Kazanie według Księgi Mądrości Syracha 39,13-14
Kategoria: Opublikowano: 13 lutego, 2019Autor: Pastor Jürgen Schwartz
17.03.2017 Kościół katolicki w Lindern
Nabożeństwo żałobne
Kazanie w ramach ekumenicznego nabożeństwa ku pamięci wszystkich (niezależnie od wyznania) zmarłych z okolicznych miejscowości.
Łaska naszego Pana Jezusa Chrystusa i miłość Boża i wspólnota Ducha świętego, niech będzie z nami wszystkimi. Amen.
Droga wspólnoto,
drodzy żałobnicy,
drodzy honorowi współpracownicy!
I.
W dzisiejszy wieczór zgromadziliśmy się, by wspomnieć o zmarłych, których pożegnaliśmy
w ostatnich miesiącach.
Kiedy, przed chwilą zostały przeczytane imiona naszych, drogich zmarłych, to u niejednego z was, jak film przewinęły się wspomnienia, tego, co się z nimi przeżyło- z ojcem, czy mamą, bratem, siostrą, synem, córką, z dobrym przyjacielem…, z człowiekiem właśnie, którego znaliście, … kiedy żył.
Podczas słuchania wyczytywanych imion z pewnością wy, honorowi pracownicy koła służby odwiedzin, pomyśleliście o swoich podopiecznych.
Z każdym z tych imion łączą się twarze i zdarzenia, które coś w was wyzwalają i budzą.
Przy wspomnieniach, być może budzi się uśmiech. Rozmyśla się wtedy, jak było z nią, z nim „wspaniale, pięknie, ciekawie”.
Jednocześnie pojawia się też niekiedy ból, ponieważ przypominają się inne wspomnienia i śmierć, te bolesne chwile.
II.
Krąg przygotowawczy- tak, jak w poprzednich latach- tak i na dzisiejszy wieczór wybrał symbol, który w tym nabożeństwie się pojawił, mianowicie różę.
Dlaczego róża?
Róża to więcej, niż tylko kwiat. Róża towarzyszyła ludziom przez życie:
Od tysięcy lat wspiera tych, którzy mają nadzieję.

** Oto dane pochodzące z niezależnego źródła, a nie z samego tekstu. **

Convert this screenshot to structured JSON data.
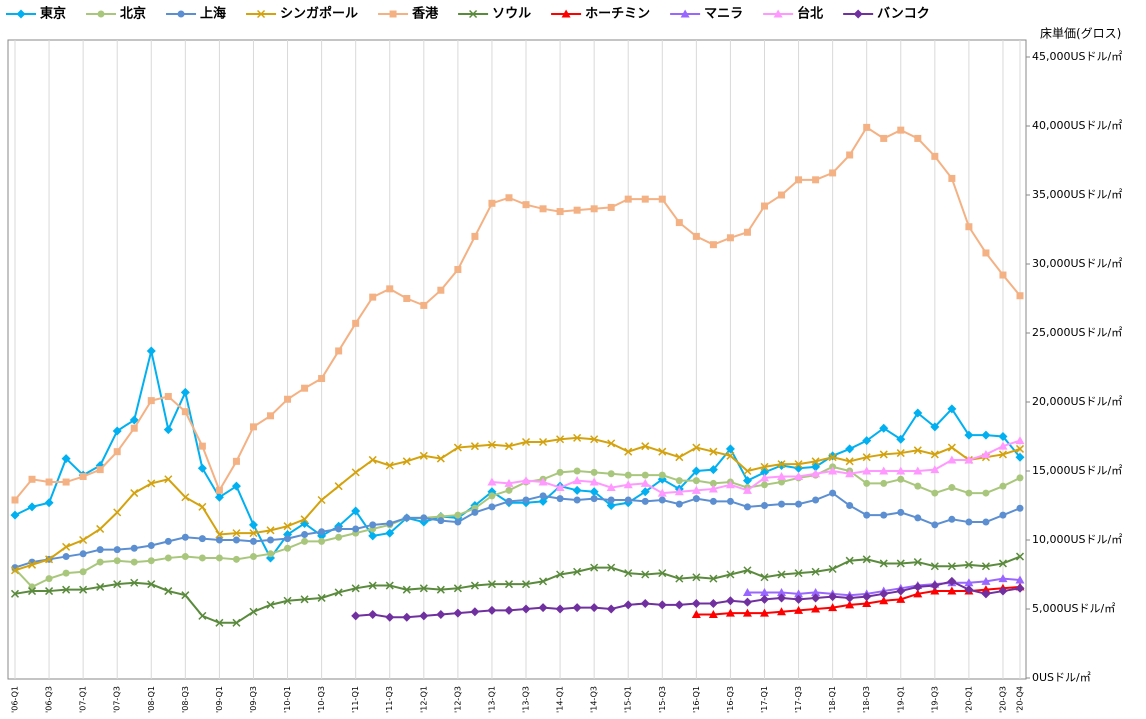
{
  "chart_data": {
    "type": "line",
    "y_axis_label": "床単価(グロス)",
    "categories": [
      "'06-Q1",
      null,
      "'06-Q3",
      null,
      "'07-Q1",
      null,
      "'07-Q3",
      null,
      "'08-Q1",
      null,
      "'08-Q3",
      null,
      "'09-Q1",
      null,
      "'09-Q3",
      null,
      "'10-Q1",
      null,
      "'10-Q3",
      null,
      "'11-Q1",
      null,
      "'11-Q3",
      null,
      "'12-Q1",
      null,
      "'12-Q3",
      null,
      "'13-Q1",
      null,
      "'13-Q3",
      null,
      "'14-Q1",
      null,
      "'14-Q3",
      null,
      "'15-Q1",
      null,
      "'15-Q3",
      null,
      "'16-Q1",
      null,
      "'16-Q3",
      null,
      "'17-Q1",
      null,
      "'17-Q3",
      null,
      "'18-Q1",
      null,
      "'18-Q3",
      null,
      "'19-Q1",
      null,
      "'19-Q3",
      null,
      "'20-Q1",
      null,
      "'20-Q3",
      "'20-Q4"
    ],
    "ylim": [
      0,
      45000
    ],
    "yticks": [
      {
        "value": 0,
        "label": "0USドル/㎡"
      },
      {
        "value": 5000,
        "label": "5,000USドル/㎡"
      },
      {
        "value": 10000,
        "label": "10,000USドル/㎡"
      },
      {
        "value": 15000,
        "label": "15,000USドル/㎡"
      },
      {
        "value": 20000,
        "label": "20,000USドル/㎡"
      },
      {
        "value": 25000,
        "label": "25,000USドル/㎡"
      },
      {
        "value": 30000,
        "label": "30,000USドル/㎡"
      },
      {
        "value": 35000,
        "label": "35,000USドル/㎡"
      },
      {
        "value": 40000,
        "label": "40,000USドル/㎡"
      },
      {
        "value": 45000,
        "label": "45,000USドル/㎡"
      }
    ],
    "grid": true,
    "legend": "top",
    "series": [
      {
        "name": "東京",
        "color": "#00b0f0",
        "marker": "diamond",
        "values": [
          11800,
          12400,
          12700,
          15900,
          14700,
          15400,
          17900,
          18700,
          23700,
          18000,
          20700,
          15200,
          13100,
          13900,
          11100,
          8700,
          10400,
          11200,
          10300,
          11000,
          12100,
          10300,
          10500,
          11600,
          11300,
          11700,
          11600,
          12500,
          13500,
          12700,
          12700,
          12800,
          13900,
          13600,
          13500,
          12500,
          12700,
          13500,
          14400,
          13700,
          15000,
          15100,
          16600,
          14300,
          14900,
          15400,
          15200,
          15300,
          16100,
          16600,
          17200,
          18100,
          17300,
          19200,
          18200,
          19500,
          17600,
          17600,
          17500,
          16000
        ]
      },
      {
        "name": "北京",
        "color": "#a9c77c",
        "marker": "circle",
        "values": [
          7900,
          6600,
          7200,
          7600,
          7700,
          8400,
          8500,
          8400,
          8500,
          8700,
          8800,
          8700,
          8700,
          8600,
          8800,
          9000,
          9400,
          9900,
          9900,
          10200,
          10500,
          10800,
          11100,
          11600,
          11600,
          11700,
          11800,
          12300,
          13200,
          13600,
          14200,
          14400,
          14900,
          15000,
          14900,
          14800,
          14700,
          14700,
          14700,
          14300,
          14300,
          14100,
          14200,
          13800,
          14000,
          14200,
          14500,
          14700,
          15300,
          15000,
          14100,
          14100,
          14400,
          13900,
          13400,
          13800,
          13400,
          13400,
          13900,
          14500
        ]
      },
      {
        "name": "上海",
        "color": "#5b8fd1",
        "marker": "circle",
        "values": [
          8000,
          8400,
          8600,
          8800,
          9000,
          9300,
          9300,
          9400,
          9600,
          9900,
          10200,
          10100,
          10000,
          10000,
          9900,
          10000,
          10100,
          10400,
          10600,
          10800,
          10800,
          11100,
          11200,
          11600,
          11600,
          11400,
          11300,
          12000,
          12400,
          12800,
          12900,
          13200,
          13000,
          12900,
          13000,
          12900,
          12900,
          12800,
          12900,
          12600,
          13000,
          12800,
          12800,
          12400,
          12500,
          12600,
          12600,
          12900,
          13400,
          12500,
          11800,
          11800,
          12000,
          11600,
          11100,
          11500,
          11300,
          11300,
          11800,
          12300
        ]
      },
      {
        "name": "シンガポール",
        "color": "#d4a20c",
        "marker": "x",
        "values": [
          7800,
          8200,
          8600,
          9500,
          10000,
          10800,
          12000,
          13400,
          14100,
          14400,
          13100,
          12400,
          10400,
          10500,
          10500,
          10700,
          11000,
          11500,
          12900,
          13900,
          14900,
          15800,
          15400,
          15700,
          16100,
          15900,
          16700,
          16800,
          16900,
          16800,
          17100,
          17100,
          17300,
          17400,
          17300,
          17000,
          16400,
          16800,
          16400,
          16000,
          16700,
          16400,
          16100,
          15000,
          15300,
          15500,
          15500,
          15700,
          16000,
          15700,
          16000,
          16200,
          16300,
          16500,
          16200,
          16700,
          15800,
          16000,
          16200,
          16600
        ]
      },
      {
        "name": "香港",
        "color": "#f4b183",
        "marker": "square",
        "values": [
          12900,
          14400,
          14200,
          14200,
          14600,
          15100,
          16400,
          18100,
          20100,
          20400,
          19300,
          16800,
          13600,
          15700,
          18200,
          19000,
          20200,
          21000,
          21700,
          23700,
          25700,
          27600,
          28200,
          27500,
          27000,
          28100,
          29600,
          32000,
          34400,
          34800,
          34300,
          34000,
          33800,
          33900,
          34000,
          34100,
          34700,
          34700,
          34700,
          33000,
          32000,
          31400,
          31900,
          32300,
          34200,
          35000,
          36100,
          36100,
          36600,
          37900,
          39900,
          39100,
          39700,
          39100,
          37800,
          36200,
          32700,
          30800,
          29200,
          27700
        ]
      },
      {
        "name": "ソウル",
        "color": "#5a8a3c",
        "marker": "x",
        "values": [
          6100,
          6300,
          6300,
          6400,
          6400,
          6600,
          6800,
          6900,
          6800,
          6300,
          6000,
          4500,
          4000,
          4000,
          4800,
          5300,
          5600,
          5700,
          5800,
          6200,
          6500,
          6700,
          6700,
          6400,
          6500,
          6400,
          6500,
          6700,
          6800,
          6800,
          6800,
          7000,
          7500,
          7700,
          8000,
          8000,
          7600,
          7500,
          7600,
          7200,
          7300,
          7200,
          7500,
          7800,
          7300,
          7500,
          7600,
          7700,
          7900,
          8500,
          8600,
          8300,
          8300,
          8400,
          8100,
          8100,
          8200,
          8100,
          8300,
          8800
        ]
      },
      {
        "name": "ホーチミン",
        "color": "#ff0000",
        "marker": "triangle",
        "values": [
          null,
          null,
          null,
          null,
          null,
          null,
          null,
          null,
          null,
          null,
          null,
          null,
          null,
          null,
          null,
          null,
          null,
          null,
          null,
          null,
          null,
          null,
          null,
          null,
          null,
          null,
          null,
          null,
          null,
          null,
          null,
          null,
          null,
          null,
          null,
          null,
          null,
          null,
          null,
          null,
          4600,
          4600,
          4700,
          4700,
          4700,
          4800,
          4900,
          5000,
          5100,
          5300,
          5400,
          5600,
          5700,
          6100,
          6300,
          6300,
          6300,
          6400,
          6500,
          6600
        ]
      },
      {
        "name": "マニラ",
        "color": "#9966ff",
        "marker": "triangle",
        "values": [
          null,
          null,
          null,
          null,
          null,
          null,
          null,
          null,
          null,
          null,
          null,
          null,
          null,
          null,
          null,
          null,
          null,
          null,
          null,
          null,
          null,
          null,
          null,
          null,
          null,
          null,
          null,
          null,
          null,
          null,
          null,
          null,
          null,
          null,
          null,
          null,
          null,
          null,
          null,
          null,
          null,
          null,
          null,
          6200,
          6200,
          6200,
          6100,
          6200,
          6100,
          6000,
          6100,
          6300,
          6500,
          6700,
          6800,
          6900,
          6900,
          7000,
          7200,
          7100
        ]
      },
      {
        "name": "台北",
        "color": "#ff99ff",
        "marker": "triangle",
        "values": [
          null,
          null,
          null,
          null,
          null,
          null,
          null,
          null,
          null,
          null,
          null,
          null,
          null,
          null,
          null,
          null,
          null,
          null,
          null,
          null,
          null,
          null,
          null,
          null,
          null,
          null,
          null,
          null,
          14200,
          14100,
          14300,
          14200,
          13800,
          14300,
          14200,
          13800,
          14000,
          14100,
          13400,
          13500,
          13600,
          13700,
          14000,
          13600,
          14500,
          14600,
          14600,
          14800,
          15000,
          14800,
          15000,
          15000,
          15000,
          15000,
          15100,
          15800,
          15800,
          16200,
          16800,
          17200
        ]
      },
      {
        "name": "バンコク",
        "color": "#7030a0",
        "marker": "diamond",
        "values": [
          null,
          null,
          null,
          null,
          null,
          null,
          null,
          null,
          null,
          null,
          null,
          null,
          null,
          null,
          null,
          null,
          null,
          null,
          null,
          null,
          4500,
          4600,
          4400,
          4400,
          4500,
          4600,
          4700,
          4800,
          4900,
          4900,
          5000,
          5100,
          5000,
          5100,
          5100,
          5000,
          5300,
          5400,
          5300,
          5300,
          5400,
          5400,
          5600,
          5500,
          5700,
          5800,
          5700,
          5800,
          5900,
          5800,
          5900,
          6100,
          6300,
          6600,
          6700,
          7000,
          6400,
          6100,
          6300,
          6500
        ]
      }
    ]
  }
}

Od tysięcy lat pociesza wierzących.
Od tysięcy lat strzeże smutnych i kochających.
Róże zmieniły życie ludzi, ponieważ zmieniają one serce nas, ludzi- jak w historii, którą właśnie słyszeliśmy, napisaną przez poetkę Rainera Marię Rilke.
500 lat przed Chrystusem o różach napomknięto już w Persji i od tej pory róże zostały wprowadzone do Biblii. W Księdze Mądrości Syracha czytamy:
„Posłuchajcie mnie, pobożni synowie, rozwijajcie się, jak róża rosnąca nad strumieniem wody! Wydajcie przyjemną woń, jak kadzidło, rozwińcie się, jak kwiat lilii, podnieście głos i śpiewajcie pieśń, wychwalajcie Pana z powodu wszystkich dzieł Jego!”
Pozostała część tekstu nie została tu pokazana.